Dizer que o Supremo decidiu que Moro conduziu os processos contra Lula de forma suspeita é mentira de um cinismo aterrador: foram apenas três juízes do STF que decidiram esta barbaridade, dois deles (Gilmar e Lewandowski) suspeitíssimos. A declaração de suspeição de Moro me faz lembrar do julgamento de Galileu pela Inquisição, com a sentença final de prisão domiciliar perpétua. Aqueles santos “juízes” daquele santo tribunal da Santa Inquisição decretaram que era errada a descoberta experimental de Galileu de que a terra não é fixa no espaço, mas se move em torno do Sol (e não o contrário, como pregava a Igreja). Diz-se que Galileu, ante aquela sentença dos santos “juízes” do Tribunal do Santo Ofício, murmurou: “Eppur si muove” – a Terra se move, independentemente desta sentença.
Da analogia daquela sentença do Tribunal do Santo Ofício com a decisão dos três juízes do STF decorre que Moro pode, a exemplo de Galileu, dizer: “Mas, apesar do (suspeitíssimo) julgamento desses três ministros, o processo contra Lula correu justo e correto, como atestaram, além dele, outros oito juízes (três do TRF4 e cinco do STJ)”. E a nação honesta e pensante, que sempre desejou ver o Brasil passado a limpo, concordará, ipsis verbis, com Sergio Moro e chorará de vergonha com a injustiça da decisão (suspeitíssima, suspeitíssima!) de “suspeição” de Moro, decidida por aquele (suspeitíssimo!) trio de juízes do STF.
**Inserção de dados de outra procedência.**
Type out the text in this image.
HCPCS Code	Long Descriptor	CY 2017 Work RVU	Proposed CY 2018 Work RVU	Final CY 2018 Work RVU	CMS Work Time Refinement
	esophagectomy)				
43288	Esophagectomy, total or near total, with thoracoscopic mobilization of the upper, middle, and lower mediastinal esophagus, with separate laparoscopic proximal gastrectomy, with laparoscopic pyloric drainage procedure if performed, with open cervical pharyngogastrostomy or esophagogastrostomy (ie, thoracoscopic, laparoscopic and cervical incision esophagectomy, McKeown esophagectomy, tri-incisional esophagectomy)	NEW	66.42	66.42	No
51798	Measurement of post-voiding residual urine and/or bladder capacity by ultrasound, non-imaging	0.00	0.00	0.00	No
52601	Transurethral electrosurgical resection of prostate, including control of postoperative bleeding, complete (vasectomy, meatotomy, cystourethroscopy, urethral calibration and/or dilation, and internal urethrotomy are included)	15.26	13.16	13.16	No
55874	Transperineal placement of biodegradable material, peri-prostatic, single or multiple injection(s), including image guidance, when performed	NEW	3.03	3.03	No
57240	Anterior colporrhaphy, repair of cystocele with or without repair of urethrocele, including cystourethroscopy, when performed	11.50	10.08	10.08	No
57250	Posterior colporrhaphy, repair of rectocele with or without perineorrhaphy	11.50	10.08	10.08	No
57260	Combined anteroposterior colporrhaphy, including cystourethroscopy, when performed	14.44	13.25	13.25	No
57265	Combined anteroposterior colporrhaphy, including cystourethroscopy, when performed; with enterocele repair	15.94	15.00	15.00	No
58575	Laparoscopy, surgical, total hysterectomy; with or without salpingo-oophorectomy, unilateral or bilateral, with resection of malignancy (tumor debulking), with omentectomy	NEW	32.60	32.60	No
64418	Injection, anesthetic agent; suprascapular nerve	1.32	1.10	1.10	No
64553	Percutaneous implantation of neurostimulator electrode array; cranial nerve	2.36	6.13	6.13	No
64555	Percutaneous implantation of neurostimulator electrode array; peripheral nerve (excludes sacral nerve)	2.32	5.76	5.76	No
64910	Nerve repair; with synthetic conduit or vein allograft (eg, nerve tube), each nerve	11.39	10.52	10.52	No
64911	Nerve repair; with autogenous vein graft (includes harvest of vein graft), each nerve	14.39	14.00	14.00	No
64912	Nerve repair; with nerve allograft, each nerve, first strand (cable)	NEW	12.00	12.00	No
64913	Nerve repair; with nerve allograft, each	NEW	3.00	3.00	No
Esta “suspeição” mostra, mais uma vez e definitivamente, que o Brasil é o país do faroeste invertido, onde o bandido caça o mocinho e, não raro, o submete.
Ampliando a sentença de Gabeira, citada na epígrafe: Mendes, Lewandowski e Carmen Lúcia são três ministros absolutamente Tabajaras. Os três envergonham a suprema corte e o Judiciário brasileiro.
José J. de Espíndola é engenheiro mecânico, mestre em Ciências em Engenharia, Ph.D. pela Universidade de Southampton (Inglaterra), doutor honoris causa pela UFPR e professor titular aposentado da UFSC.